Diese Geschichte hat man natürlich schon mal in irgendeinem Hollywoodthriller gesehen. Edward Snowden hat allerdings das Pech, dass er nicht darauf hoffen darf, Denzel Washington oder Russell Crowe zögen ihn aus dem Schlamassel, und die bösen Jungs von der amerikanischen Regierung stünden am Ende alle wie Idioten da. Edward Snowden, 29, ein blasser Bursche mit Dreitagebart und Brille, ein Typ Marke Internetfreak, sitzt in einem Hotelzimmer irgendwo in Hongkong und hat vermutlich nicht so gut geschlafen. Denn man schläft nicht so gut, wenn man weiß, dass die Nationale Sicherheitsbehörde der USA, die NSA, gerade fürchterlich sauer auf einen ist. Und der Präsident erst.

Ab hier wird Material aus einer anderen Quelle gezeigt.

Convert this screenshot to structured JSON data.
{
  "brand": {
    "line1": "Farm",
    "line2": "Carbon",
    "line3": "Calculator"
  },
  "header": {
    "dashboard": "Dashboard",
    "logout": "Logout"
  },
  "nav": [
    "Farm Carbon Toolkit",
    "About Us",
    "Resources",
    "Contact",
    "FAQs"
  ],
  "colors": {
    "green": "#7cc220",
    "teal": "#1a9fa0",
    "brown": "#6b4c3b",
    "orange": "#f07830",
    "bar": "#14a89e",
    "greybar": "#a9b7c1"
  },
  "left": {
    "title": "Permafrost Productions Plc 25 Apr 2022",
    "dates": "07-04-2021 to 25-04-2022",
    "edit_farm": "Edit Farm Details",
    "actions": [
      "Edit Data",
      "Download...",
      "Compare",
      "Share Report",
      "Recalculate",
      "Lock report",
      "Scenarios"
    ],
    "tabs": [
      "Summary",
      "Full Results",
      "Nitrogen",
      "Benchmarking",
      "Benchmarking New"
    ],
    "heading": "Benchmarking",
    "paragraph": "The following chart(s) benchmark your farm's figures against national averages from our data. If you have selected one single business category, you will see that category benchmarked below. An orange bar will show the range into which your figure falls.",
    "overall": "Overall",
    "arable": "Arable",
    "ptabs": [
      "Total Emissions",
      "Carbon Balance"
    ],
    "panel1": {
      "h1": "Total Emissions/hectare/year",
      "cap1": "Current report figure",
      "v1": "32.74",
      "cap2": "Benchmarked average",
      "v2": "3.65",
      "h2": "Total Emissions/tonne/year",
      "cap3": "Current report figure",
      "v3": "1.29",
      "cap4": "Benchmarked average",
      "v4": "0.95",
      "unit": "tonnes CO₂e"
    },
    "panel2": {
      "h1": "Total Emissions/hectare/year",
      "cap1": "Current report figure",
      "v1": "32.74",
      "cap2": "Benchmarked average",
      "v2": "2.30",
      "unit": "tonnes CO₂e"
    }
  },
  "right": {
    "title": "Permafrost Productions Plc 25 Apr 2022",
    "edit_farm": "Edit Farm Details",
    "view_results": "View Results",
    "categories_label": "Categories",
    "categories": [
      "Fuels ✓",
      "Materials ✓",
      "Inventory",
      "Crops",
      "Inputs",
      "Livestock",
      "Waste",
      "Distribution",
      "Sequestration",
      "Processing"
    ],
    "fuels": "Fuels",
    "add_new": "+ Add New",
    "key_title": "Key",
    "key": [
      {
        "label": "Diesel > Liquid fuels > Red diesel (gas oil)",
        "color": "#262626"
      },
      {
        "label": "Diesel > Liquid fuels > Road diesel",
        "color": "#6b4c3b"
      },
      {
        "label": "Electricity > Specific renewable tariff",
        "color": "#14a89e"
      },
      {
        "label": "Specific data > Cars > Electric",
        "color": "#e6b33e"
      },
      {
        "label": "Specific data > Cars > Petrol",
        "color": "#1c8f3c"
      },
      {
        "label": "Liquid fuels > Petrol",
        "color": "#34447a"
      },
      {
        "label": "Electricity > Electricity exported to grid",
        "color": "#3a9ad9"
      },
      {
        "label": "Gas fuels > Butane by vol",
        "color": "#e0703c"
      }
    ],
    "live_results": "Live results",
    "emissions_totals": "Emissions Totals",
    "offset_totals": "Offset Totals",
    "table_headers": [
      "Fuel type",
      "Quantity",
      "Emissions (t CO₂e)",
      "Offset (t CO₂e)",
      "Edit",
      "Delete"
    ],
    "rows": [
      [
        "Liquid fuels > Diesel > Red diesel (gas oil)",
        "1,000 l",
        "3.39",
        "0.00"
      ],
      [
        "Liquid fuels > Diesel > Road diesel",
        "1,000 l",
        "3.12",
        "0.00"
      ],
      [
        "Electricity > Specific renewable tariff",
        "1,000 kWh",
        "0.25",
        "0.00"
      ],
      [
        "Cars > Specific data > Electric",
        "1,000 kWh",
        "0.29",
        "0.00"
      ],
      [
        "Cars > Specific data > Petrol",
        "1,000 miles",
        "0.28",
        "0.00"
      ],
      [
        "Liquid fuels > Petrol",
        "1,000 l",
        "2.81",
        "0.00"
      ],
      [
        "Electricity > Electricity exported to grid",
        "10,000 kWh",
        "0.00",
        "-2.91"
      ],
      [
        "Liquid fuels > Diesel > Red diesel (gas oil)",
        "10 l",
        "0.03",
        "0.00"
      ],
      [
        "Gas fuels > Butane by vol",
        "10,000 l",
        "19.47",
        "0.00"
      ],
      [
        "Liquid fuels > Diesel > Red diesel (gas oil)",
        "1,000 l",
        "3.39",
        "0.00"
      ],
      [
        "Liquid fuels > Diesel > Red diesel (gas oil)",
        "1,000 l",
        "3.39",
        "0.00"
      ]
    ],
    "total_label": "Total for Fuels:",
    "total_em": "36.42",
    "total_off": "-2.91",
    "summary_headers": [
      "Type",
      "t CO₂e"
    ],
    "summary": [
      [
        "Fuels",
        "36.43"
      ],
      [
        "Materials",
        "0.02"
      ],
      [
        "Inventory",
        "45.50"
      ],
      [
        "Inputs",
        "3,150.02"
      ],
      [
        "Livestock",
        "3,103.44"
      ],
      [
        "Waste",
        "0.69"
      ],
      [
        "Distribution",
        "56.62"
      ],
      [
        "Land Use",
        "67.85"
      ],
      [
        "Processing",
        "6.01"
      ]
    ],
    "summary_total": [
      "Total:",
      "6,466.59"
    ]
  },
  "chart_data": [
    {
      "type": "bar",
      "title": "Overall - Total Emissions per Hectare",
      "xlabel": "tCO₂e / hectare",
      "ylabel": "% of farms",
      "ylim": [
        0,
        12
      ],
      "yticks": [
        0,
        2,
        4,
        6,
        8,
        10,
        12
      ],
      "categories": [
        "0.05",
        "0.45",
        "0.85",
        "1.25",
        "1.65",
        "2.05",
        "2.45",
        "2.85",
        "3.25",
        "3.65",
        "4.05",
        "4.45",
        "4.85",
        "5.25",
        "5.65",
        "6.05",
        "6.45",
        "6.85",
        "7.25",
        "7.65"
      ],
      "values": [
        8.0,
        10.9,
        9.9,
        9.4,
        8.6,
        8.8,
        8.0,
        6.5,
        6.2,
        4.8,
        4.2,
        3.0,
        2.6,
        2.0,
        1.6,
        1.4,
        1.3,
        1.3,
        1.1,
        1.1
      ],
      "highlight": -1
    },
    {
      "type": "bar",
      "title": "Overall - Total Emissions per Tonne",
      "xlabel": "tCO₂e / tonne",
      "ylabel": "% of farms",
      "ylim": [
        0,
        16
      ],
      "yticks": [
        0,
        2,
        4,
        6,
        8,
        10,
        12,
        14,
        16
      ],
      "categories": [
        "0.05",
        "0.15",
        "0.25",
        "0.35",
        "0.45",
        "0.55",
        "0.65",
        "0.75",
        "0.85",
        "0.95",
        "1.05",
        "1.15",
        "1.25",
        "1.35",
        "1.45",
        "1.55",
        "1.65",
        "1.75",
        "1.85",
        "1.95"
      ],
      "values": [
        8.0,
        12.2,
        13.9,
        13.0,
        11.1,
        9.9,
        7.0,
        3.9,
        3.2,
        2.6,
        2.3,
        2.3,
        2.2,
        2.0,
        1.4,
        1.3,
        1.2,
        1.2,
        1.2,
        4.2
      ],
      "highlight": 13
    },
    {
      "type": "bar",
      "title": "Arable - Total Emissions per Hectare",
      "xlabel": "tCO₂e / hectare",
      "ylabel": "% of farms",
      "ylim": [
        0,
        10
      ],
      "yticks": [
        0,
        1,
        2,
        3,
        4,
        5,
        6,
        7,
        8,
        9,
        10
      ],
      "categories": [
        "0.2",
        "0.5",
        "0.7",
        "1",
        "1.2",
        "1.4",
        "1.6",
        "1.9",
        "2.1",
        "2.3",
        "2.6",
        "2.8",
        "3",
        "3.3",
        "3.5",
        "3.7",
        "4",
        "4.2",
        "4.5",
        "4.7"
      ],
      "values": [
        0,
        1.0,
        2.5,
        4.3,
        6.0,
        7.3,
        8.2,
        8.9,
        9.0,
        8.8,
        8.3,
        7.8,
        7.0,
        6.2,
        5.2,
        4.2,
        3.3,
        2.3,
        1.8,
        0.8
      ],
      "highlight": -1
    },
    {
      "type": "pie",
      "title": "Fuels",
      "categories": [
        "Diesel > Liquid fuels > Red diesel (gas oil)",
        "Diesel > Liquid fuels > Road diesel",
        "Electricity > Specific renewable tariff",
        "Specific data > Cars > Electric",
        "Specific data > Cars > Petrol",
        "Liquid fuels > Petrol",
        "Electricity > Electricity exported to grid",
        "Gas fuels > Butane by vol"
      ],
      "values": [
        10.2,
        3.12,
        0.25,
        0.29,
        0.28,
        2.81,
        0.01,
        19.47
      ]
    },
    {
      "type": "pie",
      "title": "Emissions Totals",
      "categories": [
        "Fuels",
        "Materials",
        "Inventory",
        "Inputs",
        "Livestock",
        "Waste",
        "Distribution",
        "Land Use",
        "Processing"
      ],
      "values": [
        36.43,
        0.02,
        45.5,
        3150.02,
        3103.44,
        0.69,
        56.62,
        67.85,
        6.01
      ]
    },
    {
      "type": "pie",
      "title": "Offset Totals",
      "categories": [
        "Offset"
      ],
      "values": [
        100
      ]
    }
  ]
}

Edward Snowden ist der Mann, der das gigantische amerikanische Überwachungsprogramm „Prism“ öffentlich gemacht hat. Oder wie es Daniel Ellsberg, der Anfang der 70er-Jahre mit den „Pentagon-Papieren“ eine geheime Analyse zur US-Rolle in Vietnam an die Öffentlichkeit brachte, am Montag im britischen „Guardian“ kommentierte: „Der Mann, der uns vor den Vereinigten Stasi von Amerika rettete.“ Snowden lieferte die geheimen Unterlagen für die aktuellen Berichte über ein massenhaftes Abgreifen von Nutzerdaten bei amerikanischen Internetfirmen.
"Ich kann der NSA nicht erlauben, die Freiheit zu zerstören"
In einem Interview mit dem „Guardian“ hat er sich zum Geheimnisverrat bekannt. „Sie haben keine Ahnung, was alles möglich ist“, sagt er darin. „Die NSA hat eine Infrastruktur aufgebaut, die ihr erlaubt, fast alles abzufangen.“ Mit einer Prise Pathos fügt er hinzu: „Ich kann der US-Regierung nicht erlauben, die Privatsphäre, die Freiheit im Internet und die Grundrechte zu zerstören.“
Wer ist dieser junge Mann, der sich derart in Gefahr begibt und vor allem in Onlineforen schon als Held der Demokratie gefeiert wird? Ein Überzeugter auf jeden Fall, denn persönlich zu gewinnen hat er nichts. Edward Snowden aus North Carolina ist ein High-School-Abbrecher mit IT-Ausbildung, erzählt er, ein Computerfachmann halt, kein Geheimdienst-Analyst im klassischen Sinne. Er arbeitete auch nicht direkt bei der NSA, sondern war mit ihr auf seinem Stützpunkt in Hawaii über den externen Beratungsriesen Booz Allen verbunden, der heute pflichtschuldigst mitteilen lässt, man sei „schockiert“, Snowden habe den Firmenkodex gebrochen. Umso erstaunlicher, dass er der NSA sogar von außen auf die Schliche kam. Nach eigenen Worten hätte er selbst die private E-Mail-Adresse von Barack Obama ausspionieren können.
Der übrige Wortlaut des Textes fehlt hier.